[Python-ideas] Syntax for key-value iteration over mappings

Steven D'Aprano steve at pearwood.info
Tue Jul 28 05:42:25 CEST 2015


On Mon, Jul 27, 2015 at 05:48:21PM -0400, Terry Reedy wrote:
> On 7/27/2015 3:17 PM, Steven D'Aprano wrote:
> >On Tue, Jul 28, 2015 at 02:25:00AM +1000, Chris Angelico wrote:
> >
> >>What my suggestion was positing was not so much DWIM as "iterate over
> >>the keys and values of anything". A mapping type has a concept of keys
> >>and values; an indexable sequence (list, tuple, etc) uses sequential
> >>numbers as indices and its members as values.
> >.............^^^^^^^
> >
> >
> >Keys and indices are not the same thing, and Python is not Lua.
> 
> Both sequences and dicts can be viewed and used as functions over a 
> finite domain. This is pretty common. If one does, *then* the keys and 
> indices serve the same role as inputs.

If you are talking about the fact that both dict and list subscript 
notation spam[x] is, in some sense, equivalent to the mathematical 
concept of a function that maps a single argument to some value, x -> 
f(x), then I understand *what* you are saying, but not *why* it is 
relevant.
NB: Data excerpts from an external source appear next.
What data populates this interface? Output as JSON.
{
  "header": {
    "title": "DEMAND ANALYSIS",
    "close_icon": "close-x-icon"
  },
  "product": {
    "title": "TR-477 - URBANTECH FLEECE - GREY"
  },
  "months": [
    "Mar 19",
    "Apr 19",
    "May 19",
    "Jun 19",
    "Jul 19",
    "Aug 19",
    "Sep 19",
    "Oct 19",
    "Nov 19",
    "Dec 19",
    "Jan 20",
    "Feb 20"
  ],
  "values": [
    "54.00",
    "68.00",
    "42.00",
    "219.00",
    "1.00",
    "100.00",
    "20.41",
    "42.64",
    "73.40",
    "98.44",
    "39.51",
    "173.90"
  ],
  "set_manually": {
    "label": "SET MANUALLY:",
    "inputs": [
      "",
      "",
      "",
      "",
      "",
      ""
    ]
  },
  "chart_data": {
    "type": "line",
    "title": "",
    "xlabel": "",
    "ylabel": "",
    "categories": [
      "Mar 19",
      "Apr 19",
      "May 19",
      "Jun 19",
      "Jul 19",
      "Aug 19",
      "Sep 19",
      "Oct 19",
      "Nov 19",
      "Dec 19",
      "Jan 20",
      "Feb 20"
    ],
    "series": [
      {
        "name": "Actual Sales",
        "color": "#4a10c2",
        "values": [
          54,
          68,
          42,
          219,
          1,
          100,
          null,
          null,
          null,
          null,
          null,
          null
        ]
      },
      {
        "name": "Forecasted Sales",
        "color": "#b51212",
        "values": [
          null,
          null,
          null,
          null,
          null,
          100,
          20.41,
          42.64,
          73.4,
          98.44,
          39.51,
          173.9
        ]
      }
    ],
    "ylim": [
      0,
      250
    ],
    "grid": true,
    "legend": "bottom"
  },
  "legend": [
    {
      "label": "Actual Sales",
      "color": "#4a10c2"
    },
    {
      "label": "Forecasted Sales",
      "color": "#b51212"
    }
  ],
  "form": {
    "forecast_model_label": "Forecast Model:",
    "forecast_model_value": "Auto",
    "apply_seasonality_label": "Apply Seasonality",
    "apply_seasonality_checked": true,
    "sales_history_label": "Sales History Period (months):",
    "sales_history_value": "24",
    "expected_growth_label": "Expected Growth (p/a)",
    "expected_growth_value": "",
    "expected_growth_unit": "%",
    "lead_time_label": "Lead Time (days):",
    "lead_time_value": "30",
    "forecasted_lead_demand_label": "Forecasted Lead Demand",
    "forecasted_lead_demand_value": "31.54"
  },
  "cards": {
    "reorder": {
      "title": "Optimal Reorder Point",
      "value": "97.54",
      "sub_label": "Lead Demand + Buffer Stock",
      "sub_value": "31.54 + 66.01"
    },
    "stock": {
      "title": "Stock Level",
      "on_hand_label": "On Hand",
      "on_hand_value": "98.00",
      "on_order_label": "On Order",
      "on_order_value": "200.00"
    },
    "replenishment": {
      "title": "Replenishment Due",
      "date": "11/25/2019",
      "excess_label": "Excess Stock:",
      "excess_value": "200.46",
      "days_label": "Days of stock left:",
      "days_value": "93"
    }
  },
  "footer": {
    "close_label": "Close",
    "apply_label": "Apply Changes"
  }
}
In Python, neither sequences nor mappings have the same API as 
functions, or are considered to be the same type of object.

[...]
> > Consider:
> 
> >x in mapping  # looks for a key x
> >x in sequence  # looks for a value x, not an index ("key") x
> 
> For a function, 'in' looks for an input/output pair, so both the above 
> are wrong for this usage.

For a function, `in` fails with TypeError:

py> 42 in chr
Traceback (most recent call last):
  File "<stdin>", line 1, in <module>
TypeError: argument of type 'builtin_function_or_method' is not iterable


I'm afraid the gist of your post and the connection between functions 
and mappings is to abstract for me to understand.